NICKEL MINES, Pa. - A milk-truck driver carrying three guns and a childhood grudge stormed a one-room Amish schoolhouse Monday, sent the boys and adults outside, barricaded the doors with two-by-fours, and then opened fire on a dozen girls, killing three people before committing suicide. Early Tuesday, two more children died of wounds, a hospital spokeswoman and state police said.
At least five other victims were critically wounded, authorities said.
It was the nation’s third deadly school shooting in less than a week, and it sent shock waves through Lancaster County’s bucolic Amish country, a picturesque landscape of horse-drawn buggies, green pastures and neat-as-a-pin farms, where violent crime is virtually nonexistent.
Most of the victims had been shot execution-style at point-blank range after being lined up along the chalkboard, their feet bound with wire and plastic ties, authorities said. Two young students were killed, along with a female teacher’s aide who was slightly older than the students, state police Commissioner Jeffrey B. Miller said.
“This is a horrendous, horrific incident for the Amish community. They’re solid citizens in the community. They’re good people. They don’t deserve ... no one deserves this,” Miller said.
The fourth victim, a 7-year-old girl, died about 4:30 a.m.
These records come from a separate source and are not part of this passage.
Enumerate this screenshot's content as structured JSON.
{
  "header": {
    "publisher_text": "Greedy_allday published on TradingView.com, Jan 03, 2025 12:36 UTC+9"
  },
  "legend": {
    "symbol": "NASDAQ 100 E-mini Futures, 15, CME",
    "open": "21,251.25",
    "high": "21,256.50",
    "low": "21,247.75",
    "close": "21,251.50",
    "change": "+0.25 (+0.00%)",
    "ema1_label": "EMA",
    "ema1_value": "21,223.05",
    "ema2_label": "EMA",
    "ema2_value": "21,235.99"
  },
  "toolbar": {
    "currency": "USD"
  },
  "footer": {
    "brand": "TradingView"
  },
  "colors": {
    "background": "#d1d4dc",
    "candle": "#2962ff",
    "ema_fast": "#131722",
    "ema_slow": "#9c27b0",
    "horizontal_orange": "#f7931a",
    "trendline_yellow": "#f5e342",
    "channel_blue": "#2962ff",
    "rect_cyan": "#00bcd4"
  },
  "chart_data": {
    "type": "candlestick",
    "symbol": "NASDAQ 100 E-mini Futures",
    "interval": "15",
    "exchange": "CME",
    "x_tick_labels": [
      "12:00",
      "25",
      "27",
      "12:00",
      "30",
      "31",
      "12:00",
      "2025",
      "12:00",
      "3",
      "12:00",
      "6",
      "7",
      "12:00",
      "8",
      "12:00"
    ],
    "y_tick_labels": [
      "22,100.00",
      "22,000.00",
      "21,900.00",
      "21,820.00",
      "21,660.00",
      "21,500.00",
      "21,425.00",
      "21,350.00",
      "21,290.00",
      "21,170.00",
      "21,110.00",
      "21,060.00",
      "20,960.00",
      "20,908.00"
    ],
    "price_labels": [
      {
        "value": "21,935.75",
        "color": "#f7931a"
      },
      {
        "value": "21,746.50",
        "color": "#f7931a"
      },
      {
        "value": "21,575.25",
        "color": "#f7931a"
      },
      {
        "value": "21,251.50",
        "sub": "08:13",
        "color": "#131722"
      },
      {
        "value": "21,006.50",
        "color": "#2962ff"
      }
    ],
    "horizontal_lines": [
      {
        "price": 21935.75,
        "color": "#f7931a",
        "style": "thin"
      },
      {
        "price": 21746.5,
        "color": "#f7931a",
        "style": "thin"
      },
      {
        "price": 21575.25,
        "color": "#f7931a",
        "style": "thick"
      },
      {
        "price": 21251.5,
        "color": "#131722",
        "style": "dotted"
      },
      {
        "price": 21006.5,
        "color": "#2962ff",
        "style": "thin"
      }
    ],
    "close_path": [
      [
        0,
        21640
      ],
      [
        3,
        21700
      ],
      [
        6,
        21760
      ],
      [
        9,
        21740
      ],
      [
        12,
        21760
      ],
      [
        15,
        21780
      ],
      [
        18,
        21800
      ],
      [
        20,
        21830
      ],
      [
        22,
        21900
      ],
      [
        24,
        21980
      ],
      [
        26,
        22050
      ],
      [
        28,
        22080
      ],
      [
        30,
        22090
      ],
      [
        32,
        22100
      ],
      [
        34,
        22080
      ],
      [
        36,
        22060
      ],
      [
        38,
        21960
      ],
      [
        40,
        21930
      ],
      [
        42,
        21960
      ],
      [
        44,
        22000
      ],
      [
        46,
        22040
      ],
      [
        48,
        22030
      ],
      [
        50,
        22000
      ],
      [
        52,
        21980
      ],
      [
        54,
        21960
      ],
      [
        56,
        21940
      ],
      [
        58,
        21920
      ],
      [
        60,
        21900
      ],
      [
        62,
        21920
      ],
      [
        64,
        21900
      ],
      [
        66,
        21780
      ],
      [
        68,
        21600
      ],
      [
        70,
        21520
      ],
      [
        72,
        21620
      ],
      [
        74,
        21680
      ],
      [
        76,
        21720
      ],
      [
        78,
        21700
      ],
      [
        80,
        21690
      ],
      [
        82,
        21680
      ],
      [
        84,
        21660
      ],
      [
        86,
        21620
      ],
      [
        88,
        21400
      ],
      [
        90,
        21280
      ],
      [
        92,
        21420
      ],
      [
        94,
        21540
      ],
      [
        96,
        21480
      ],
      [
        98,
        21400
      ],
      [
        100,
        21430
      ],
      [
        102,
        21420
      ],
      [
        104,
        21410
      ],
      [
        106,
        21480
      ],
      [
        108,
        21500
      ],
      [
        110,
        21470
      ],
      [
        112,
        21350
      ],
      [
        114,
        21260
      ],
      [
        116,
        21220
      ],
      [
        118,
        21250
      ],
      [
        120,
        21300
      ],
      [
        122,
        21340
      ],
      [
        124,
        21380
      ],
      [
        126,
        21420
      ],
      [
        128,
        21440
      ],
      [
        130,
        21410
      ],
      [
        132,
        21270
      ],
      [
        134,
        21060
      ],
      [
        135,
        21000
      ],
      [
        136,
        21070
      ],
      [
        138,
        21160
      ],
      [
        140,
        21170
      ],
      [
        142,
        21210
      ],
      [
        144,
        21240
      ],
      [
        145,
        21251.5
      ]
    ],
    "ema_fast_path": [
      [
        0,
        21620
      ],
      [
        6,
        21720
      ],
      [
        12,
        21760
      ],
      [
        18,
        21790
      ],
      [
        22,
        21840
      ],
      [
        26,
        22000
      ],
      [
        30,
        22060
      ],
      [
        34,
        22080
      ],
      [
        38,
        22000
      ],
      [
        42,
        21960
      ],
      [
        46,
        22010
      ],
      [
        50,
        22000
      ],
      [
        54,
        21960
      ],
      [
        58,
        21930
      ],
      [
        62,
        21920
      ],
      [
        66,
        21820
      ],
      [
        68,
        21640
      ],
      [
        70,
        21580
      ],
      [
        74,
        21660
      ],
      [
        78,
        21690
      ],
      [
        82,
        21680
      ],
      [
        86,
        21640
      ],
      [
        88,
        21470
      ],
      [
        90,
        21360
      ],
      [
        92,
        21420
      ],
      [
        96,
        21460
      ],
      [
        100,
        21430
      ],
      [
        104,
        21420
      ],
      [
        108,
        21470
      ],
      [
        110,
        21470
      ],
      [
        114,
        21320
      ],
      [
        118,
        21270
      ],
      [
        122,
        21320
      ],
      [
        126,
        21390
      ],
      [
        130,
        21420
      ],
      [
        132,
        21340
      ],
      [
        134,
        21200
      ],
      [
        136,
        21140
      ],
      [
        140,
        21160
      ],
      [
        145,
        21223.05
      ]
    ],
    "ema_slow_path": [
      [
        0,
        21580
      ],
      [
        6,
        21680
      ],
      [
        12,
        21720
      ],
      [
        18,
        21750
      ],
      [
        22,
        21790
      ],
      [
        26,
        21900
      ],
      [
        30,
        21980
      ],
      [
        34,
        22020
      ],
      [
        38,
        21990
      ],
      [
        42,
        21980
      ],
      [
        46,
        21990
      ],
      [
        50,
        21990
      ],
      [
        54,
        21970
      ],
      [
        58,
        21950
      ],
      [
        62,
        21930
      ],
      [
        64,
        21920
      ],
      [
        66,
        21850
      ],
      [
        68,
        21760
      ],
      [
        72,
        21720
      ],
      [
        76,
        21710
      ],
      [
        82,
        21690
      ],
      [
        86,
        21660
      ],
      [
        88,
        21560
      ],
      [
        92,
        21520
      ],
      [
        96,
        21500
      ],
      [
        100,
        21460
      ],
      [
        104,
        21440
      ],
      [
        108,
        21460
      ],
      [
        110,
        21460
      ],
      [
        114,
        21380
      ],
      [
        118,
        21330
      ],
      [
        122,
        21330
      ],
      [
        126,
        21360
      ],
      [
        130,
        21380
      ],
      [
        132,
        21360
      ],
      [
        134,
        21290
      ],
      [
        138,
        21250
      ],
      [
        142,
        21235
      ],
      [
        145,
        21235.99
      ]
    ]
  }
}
Tuesday at Penn State Children's Hospital in Hershey, hospital spokeswoman Amy Buehler Stranges said.
"Her parents were with her," Buehler Stranges said. "She was taken off life support and she passed away shortly after."
Shortly afterward, state police announced the death of a fifth child at a hospital in Delaware, Pennsylvania.
'Acting out in revenge'
The gunman, Charles Carl Roberts IV, a 32-year-old truck driver from the nearby town of Bart, was bent on killing young girls as a way of “acting out in revenge for something that happened 20 years ago” when he was a boy, Miller said.
IMAGE: CHARLES CARL ROBERTS
Pennsylvania State Police
This undated handout photo shows Charles Carl Roberts, the man who carried out the deadly Amish school shooting.
Miller refused to say what that long-ago hurt was.
Roberts was not Amish and appeared to have nothing against the Amish community, Miller said. Instead, Miller said, he apparently picked the school because it was close by, there were girls there, and it had little or no security.
The attack bore similarities to a deadly school shooting last week in Bailey, Colo., but Miller said he believed the Pennsylvania attack was not a copycat crime. “I really believe this was about this individual and what was going on inside his head,” he said.
Miller said Roberts was apparently preparing for a long siege, arming himself with a 9mm semiautomatic pistol, a 12-gauge shotgun and a rifle, along with a bag of about 600 rounds of ammunition, two cans of smokeless powder, two knives and a stun gun on his belt. He also had rolls of tape, various tools and a change of clothes.
Roberts had left several rambling notes to his wife and three children that Miller said were “along the lines of suicide notes.” The gunman also called his wife during the siege by cell phone to tell her he was getting even for some long-ago offense, according to Miller.
From the suicide notes and telephone calls, it was clear Roberts was “angry at life, he was angry at God,” Miller said. And it was clear from interviews with his co-workers at the dairy that his mood had darkened in recent days and he had stopped chatting and joking around with fellow employees and customers, the officer said.
Miller said that Roberts had been scheduled to take a random drug test on Monday. But the officer said it was not clear what role that may have played in the attack.
Miller said investigators were looking into the possibility the attack may have been related to the death of one of Roberts’ own children. According to an obituary, Roberts and his wife, Marie, lost a daughter shortly after she was born in 1997.